Here is where it gets fuzzy, the “Sesame Street Simple” concept in my opinion does not necessarily apply to the engineers and architects behind the solution. It’s the same when developing software, in order to make it simple for the end user it requires a very high amount of complexity on the backend to make it work with as simple of a workflow as possible. We can simplify on portions of the tasks such as the storage and compute expansion with the prevalence of HCI, but overall, providing a one shop stop to on-prem and SaaS based apps with one sign-on action is a daunting task. It’s for this reason that I bring up the concept of fighting for the user, this is not an easy task. It’s a fight that we must constantly keep in mind, that we are in the business of enabling the business, and therefore the users, regardless of where the applications reside. I fight for the users, and sometimes that means against IT departments who are reducing their value proposition in a fast shifting SaaS landscape. If you cannot service the business with an acceptable SLAs or timely responses, shadow IT will creep in, and/or it will cause damage to the organization.

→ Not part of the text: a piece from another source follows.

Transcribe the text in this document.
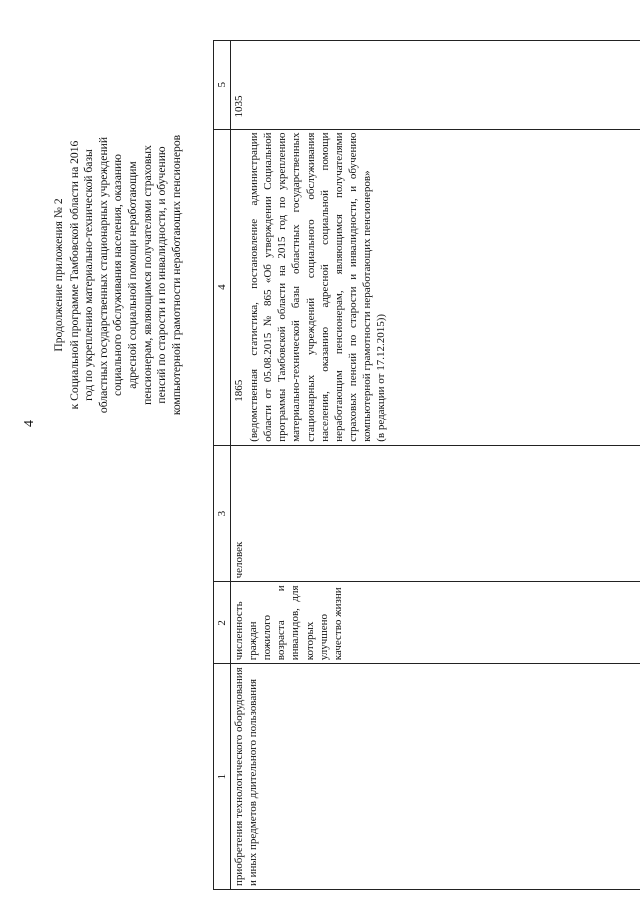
4
Продолжение приложения № 2 к Социальной программе Тамбовской области на 2016 год по укреплению материально-технической базы областных государственных стационарных учреждений социального обслуживания населения, оказанию адресной социальной помощи неработающим пенсионерам, являющимся получателями страховых пенсий по старости и по инвалидности, и обучению компьютерной грамотности неработающих пенсионеров
1	2	3	4	5
приобретения технологического оборудования и иных предметов длительного пользования	численность граждан пожилого возраста и инвалидов, для которых улучшено качество жизни	человек	1865 (ведомственная статистика, постановление администрации области от 05.08.2015 № 865 «Об утверждении Социальной программы Тамбовской области на 2015 год по укреплению материально-технической базы областных государственных стационарных учреждений социального обслуживания населения, оказанию адресной социальной помощи неработающим пенсионерам, являющимся получателями страховых пенсий по старости и инвалидности, и обучению компьютерной грамотности неработающих пенсионеров» (в редакции от 17.12.2015))	1035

Myself, I will continue to propose solutions that ATTEMPT to make lives easier for both end users and the engineers, but the very nature of making it simple on one side of the equation will almost always make it more complex on the other.

In regards to Workspace One, I’m actually very excited to watch the evolution of A2, which will be delivering AppStacks directly to physical Windows 10 endpoints, likely via AirWatch. As a former veteran Microsoft SCCM (ConfigMgr) engineer, delivering applications and controls on Windows devices that aren’t connected to the corporate network isn’t a new concept, it’s been possible by establishing a PKI for quite some time, albeit complex. What is new is the concept that with the improvements that the Windows 10 operating system has brought about, it’s now possible to manage policy and applications on Windows 10 devices natively with Unified Endpoint Management software, which can provide sandboxing technology. This sandboxing and isolation is a BYOD game changer and when combined with application delivery and seamless experience between different operating systems and devices can make a huge difference and reduce the BS logon and auth time in-between actual work. It’s my personal opinion  that we’ll see a real uptick in uptick in UEM combined with Digital Workspace transformation the next 3 years.